For as long as Orrie could remember, he wanted to learn to horseback ride.
He heard about other children with physical disabilities riding horses, but he had never visited a program where children who used wheelchairs learned to ride well enough that they eventually could ride horses on their own.
Orrie’s mom and dad had spoken to Orrie’s doctor who felt that the motion of the pony as it walked and trotted would be good exercise for Orrie’s legs. As the doctor put it, “Riding would be very therapeutic for you, Orrie.” Great, thought Orrie, the doctor is all for it. Now I have to find a Therapeutic Horseback Riding Program I can get to and my parents can afford.

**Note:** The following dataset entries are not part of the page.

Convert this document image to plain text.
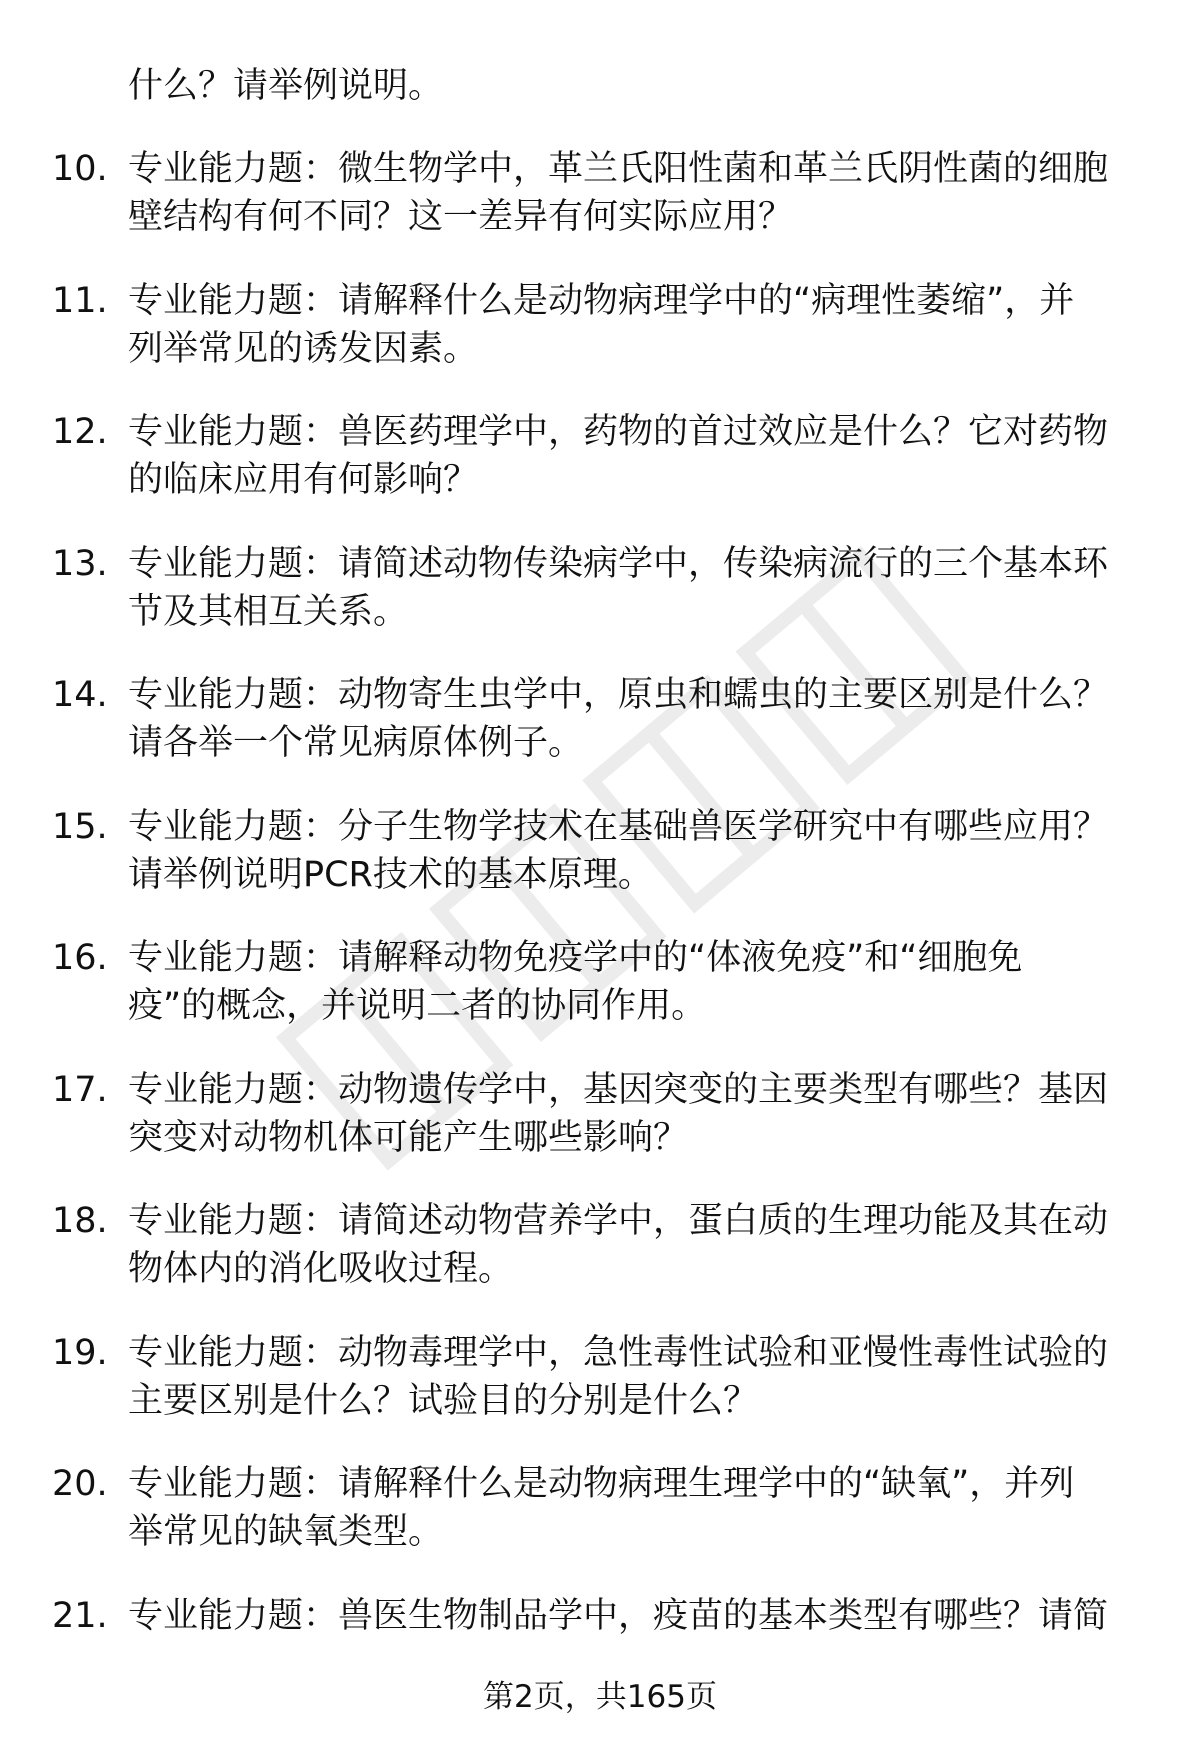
什么？请举例说明。
10. 专业能力题：微生物学中，革兰氏阳性菌和革兰氏阴性菌的细胞
壁结构有何不同？这一差异有何实际应用？
11. 专业能力题：请解释什么是动物病理学中的“病理性萎缩”，并
列举常见的诱发因素。
12. 专业能力题：兽医药理学中，药物的首过效应是什么？它对药物
的临床应用有何影响？
13. 专业能力题：请简述动物传染病学中，传染病流行的三个基本环
节及其相互关系。
14. 专业能力题：动物寄生虫学中，原虫和蠕虫的主要区别是什么？
请各举一个常见病原体例子。
15. 专业能力题：分子生物学技术在基础兽医学研究中有哪些应用？
请举例说明PCR技术的基本原理。
16. 专业能力题：请解释动物免疫学中的“体液免疫”和“细胞免
疫”的概念，并说明二者的协同作用。
17. 专业能力题：动物遗传学中，基因突变的主要类型有哪些？基因
突变对动物机体可能产生哪些影响？
18. 专业能力题：请简述动物营养学中，蛋白质的生理功能及其在动
物体内的消化吸收过程。
19. 专业能力题：动物毒理学中，急性毒性试验和亚慢性毒性试验的
主要区别是什么？试验目的分别是什么？
20. 专业能力题：请解释什么是动物病理生理学中的“缺氧”，并列
举常见的缺氧类型。
21. 专业能力题：兽医生物制品学中，疫苗的基本类型有哪些？请简
第2页，共165页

There were no Therapeutic Horseback Riding Programs on or near “Can Do” Street. So, Orrie got on the Internet and found a program about 50 miles away. When his birthday rolled around in May, he asked Grandpa John to take him to see the program as his birthday present. The two of them set off one Saturday morning. Before they knew it they were there!
The Unicorn Therapeutic Riding Program rents space at a beautiful riding center with an indoor and an outdoor riding area. The program accepts children as young as three. The Unicorn Program has ponies for the little kids and horses for older kids and adults.
There are 3 certified riding instructors leading classes, a physical therapist and an occupational therapist on-site whenever the program is in session. There are also three volunteers for every rider; one leads the pony or horse around and the other two serve as side-walkers to make sure the rider was safe at all times. Orrie watched as a little boy took a lesson .
One of the instructors let Orrie sit on Oatmeal, the pony, and go for a brief walk around the ring with a leader and two side walkers. He was in heaven!
Driving back to “Can Do” Street, all Orrie could think about was how could he get to the Unicorn Program and take lessons?”
The lessons are free. They are supported by donations from generous people. Orrie kept thinking that there had to be a way to get there.
Grandpa John knew what he was thinking and said,”Orrie, we need to think about how you can get to the Unicorn Program. I don’t think I can take you every week. Grandma and I have the store to take care of. Your dad works weekends and your mom has three other kids to take care of and get to activities.
Orrie shared his wish and his visit to the Unicorn Program with Miss Pat and the class the following Monday. A few days later, Mr. Markle, the manager of “Can Do” Street Bank visited the class. After he greeted Miss Pat and the class he announced,” I’m here to present a cash award to the student of the year.”
Well, the class got quiet, very quiet. Then Mr. Markle announced,”The award goes to Orrie for not only being the best prepared for his lessons and getting the highest marks on his tests, but for always being willing to help other students with their studies.”
A cheer went up for Orrie and Mr. Markle handed him a check for 300 dollars.
Everyone wanted to know what he would do with the money. “That’s easy,” said Orrie,”I can pay someone to drive me to and from the riding program when my family can’t do it.”
Orrie turned to Mr. Markle and said, “Thanks for making my wish come true.” Mr. Markle smiled and said, “No Orrie, you did that by working hard. You earned that cash award. The bank is just recognizing your hard work.”